Amplifications des menaces sécuritaires et représailles contres les civils…

Selon l’armée malienne, les opérations de ratissage aussitôt engagées ont permis de retrouver 19 corps de terroristes abandonnés et 04 autres blessés ainsi que la récupération de plusieurs armes et de matériels de guerre. Les opérations de l’armée malienne se poursuivent et des renforts ont été dépêchés sur place alors que les services d’urgence s’affairent à prendre en charge les blessés de ce nouveau massacre.

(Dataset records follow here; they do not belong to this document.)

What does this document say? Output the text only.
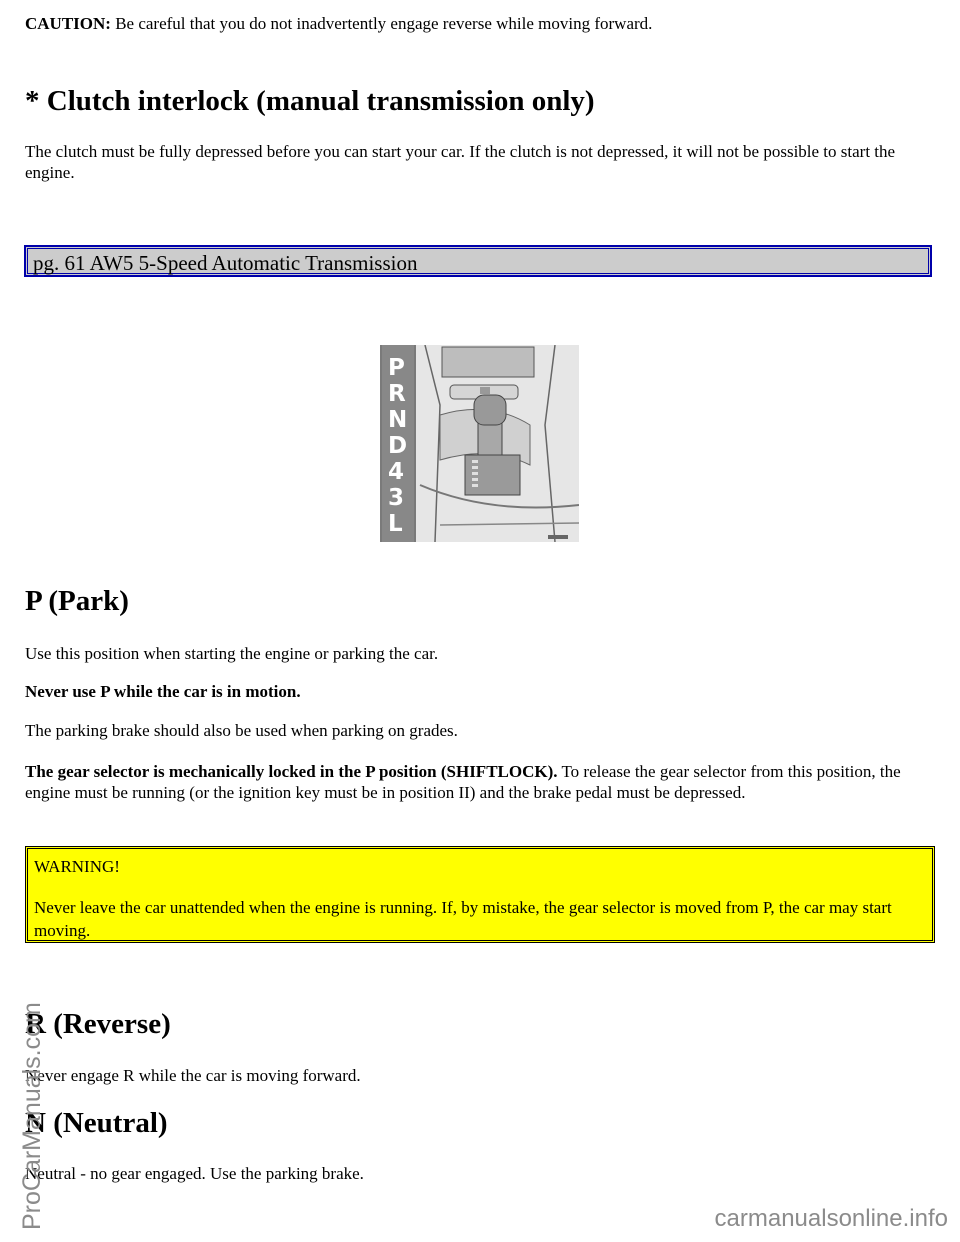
CAUTION: Be careful that you do not inadvertently engage reverse while moving forward.

* Clutch interlock (manual transmission only)

The clutch must be fully depressed before you can start your car. If the clutch is not depressed, it will not be possible to start the engine.

pg. 61 AW5 5-Speed Automatic Transmission
P
R
N
D
4
3
L
P (Park)

Use this position when starting the engine or parking the car.

Never use P while the car is in motion.

The parking brake should also be used when parking on grades.

The gear selector is mechanically locked in the P position (SHIFTLOCK). To release the gear selector from this position, the engine must be running (or the ignition key must be in position II) and the brake pedal must be depressed.

WARNING!
Never leave the car unattended when the engine is running. If, by mistake, the gear selector is moved from P, the car may start moving.
R (Reverse)

Never engage R while the car is moving forward.

N (Neutral)

Neutral - no gear engaged. Use the parking brake.

ProCarManuals.com	carmanualsonline.info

Selon des témoins rescapés de l’embuscade meurtrière, les assaillants ont agi avec une brutalité extrême, n’épargnant personne. Le nombre de victimes pourrait s’alourdir et des dizaines de blessés par balle sont en train de recevoir des soins au niveau de l’hôpital de Gao. Des appels au don de sang se sont multipliés sur les réseaux sociaux. Des images terribles publiées sur les réseaux sociaux montrent d’ailleurs la virulence de ce nouveau carnage qui endeuille la Confédération des États du Sahel (AES).Selon les informations recueillies auprès des sources locales, depuis quelques temps, les menaces sécuritaires se sont amplifiées principalement sur cet axe qui relie le Niger et le Mali. Le convoi de véhicules était d’ailleurs parti de Labezzanga, à la frontière, après plusieurs jours d’attente. D’après les mêmes informations, les groupes armés terroristes qui opèrent dans la zone notamment l’EIS (ex EIGS) avaient mis en place des barrages pour prendre des rançons auprès des véhicules et des voyageurs passant sur cet axe.

Cependant, il y a quelques semaines, plusieurs présumés terroristes venus récupérer ce qu’ils considèrent comme une “Zakkat” ou “droit de passage” obligatoire ont été tués dans une opération de l’armée. Depuis, les usagers de cette route étaient sous la menace pour ne pas dire la peur des représailles des groupes terroristes en dépit de la présence des Forces de défense et de sécurité (FDS) ainsi que de l’escorte militaire instaurée pour rassurer les populations et les transporteurs. Ce nouveau massacre de civils dont les circonstances restent encore à déterminer illustre la persistance des menaces sécuritaires dans cette zone des 3 frontières (Mali, Niger et Burkina Faso).